Evolution of an application platform
We released our first QtWebKit app in 2010. Over the next 3 years our engineers shared our innovations and approaches with the WebKit community. Our platform engineers contributed our accelerated compositing implementation. Meanwhile our user interface engineers shared best practices and identified rendering optimizations deep in WebCore internals. In addition, we continue to drive standardization efforts for HTML5 Premium Video Extensions and have adopted them for desktop.
Devices running our core app on TVs and TV-connected devices subject WebKit to unique use cases. We deliver a long-lived, single-page, image and video heavy user interface on hardware with a range of CPU speed and addressable RAM, and varied rendering and network pipelines. The gamut of devices is considerable with significant variations in functionality and performance.
Our technology stack innovation
Our framework is optimized for fast 2D rendering of images, text and color fills. We render from a tree of graphics objects. The approach offers ease of use over immediate mode rendering contexts such as HTML canvas. Display property changes in these objects are aggregated then applied en masse post user interaction.
A bespoke rendering pipeline enables granular control over surfaces, the bitmap data representation of one or more graphics objects. Our surfaces are similar to accelerated compositing surfaces used by modern browsers. Intelligent surface allocation reduces surface (re)creation costs and the resulting memory fragmentation over time. Additionally we have fine-grained control of image decode activity leading up to surface creation.
As the platform matured it gained a pluggable cinematic effect pipeline with blur, desaturation, masking and tinting. These effects can be implemented very close to the metal, keeping them fast on more devices.
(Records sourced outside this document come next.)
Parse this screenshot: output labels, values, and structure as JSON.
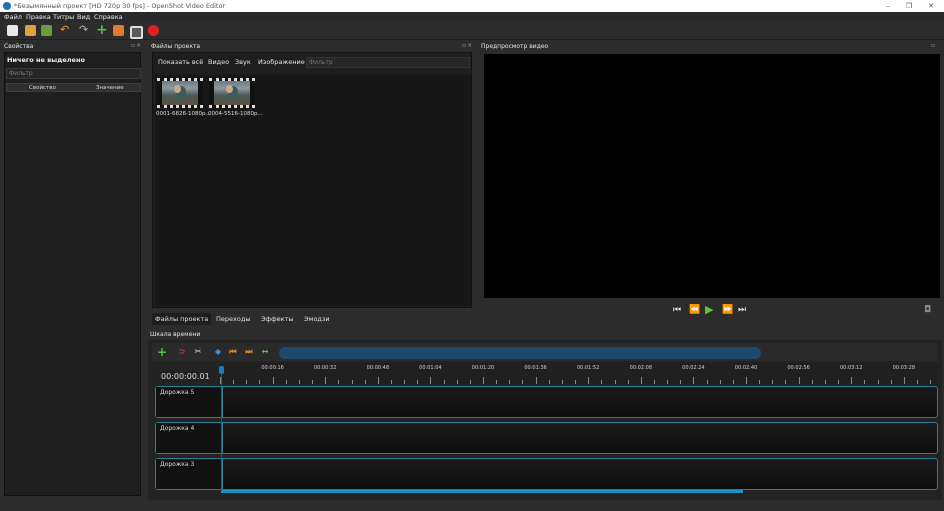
{
  "window": {
    "title": "*Безымянный проект [HD 720p 30 fps] - OpenShot Video Editor",
    "controls": [
      "–",
      "❐",
      "✕"
    ]
  },
  "menu": [
    "Файл",
    "Правка",
    "Титры",
    "Вид",
    "Справка"
  ],
  "toolbar_icons": [
    "new-project-icon",
    "open-project-icon",
    "save-project-icon",
    "undo-icon",
    "redo-icon",
    "import-files-icon",
    "choose-profile-icon",
    "fullscreen-icon",
    "export-video-icon"
  ],
  "properties": {
    "title": "Свойства",
    "header": "Ничего не выделено",
    "filter_placeholder": "Фильтр",
    "col_property": "Свойство",
    "col_value": "Значение"
  },
  "project_files": {
    "title": "Файлы проекта",
    "filter_tabs": [
      "Показать всё",
      "Видео",
      "Звук",
      "Изображение"
    ],
    "filter_placeholder": "Фильтр",
    "files": [
      {
        "name": "0001-6826-1080p..."
      },
      {
        "name": "0004-5516-1080p..."
      }
    ],
    "bottom_tabs": [
      "Файлы проекта",
      "Переходы",
      "Эффекты",
      "Эмодзи"
    ]
  },
  "preview": {
    "title": "Предпросмотр видео",
    "controls": [
      "⏮",
      "⏪",
      "▶",
      "⏩",
      "⏭"
    ]
  },
  "timeline": {
    "title": "Шкала времени",
    "current_time": "00:00:00.01",
    "ruler_labels": [
      "00:00:16",
      "00:00:32",
      "00:00:48",
      "00:01:04",
      "00:01:20",
      "00:01:36",
      "00:01:52",
      "00:02:08",
      "00:02:24",
      "00:02:40",
      "00:02:56",
      "00:03:12",
      "00:03:28"
    ],
    "tracks": [
      "Дорожка 5",
      "Дорожка 4",
      "Дорожка 3"
    ],
    "colors": {
      "accent": "#1f8fc0",
      "playhead": "#d02020"
    }
  }
}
We also rely on WebKit’s Web Inspector for debugging. Our framework integrates directly with a standalone Node server (and ultimately the Web Inspector) using the public remote debugging protocol. The Elements tab displays a tree of graphics objects. The Sources, Network and Timeline tabs work mostly like you’d expect. Familiar tools help while we debug the app running on a reference framework implementation or development devices.
An A/B test of our app written in this new framework performed better than our existing app. Our future is ours to define and we’re not done having fun.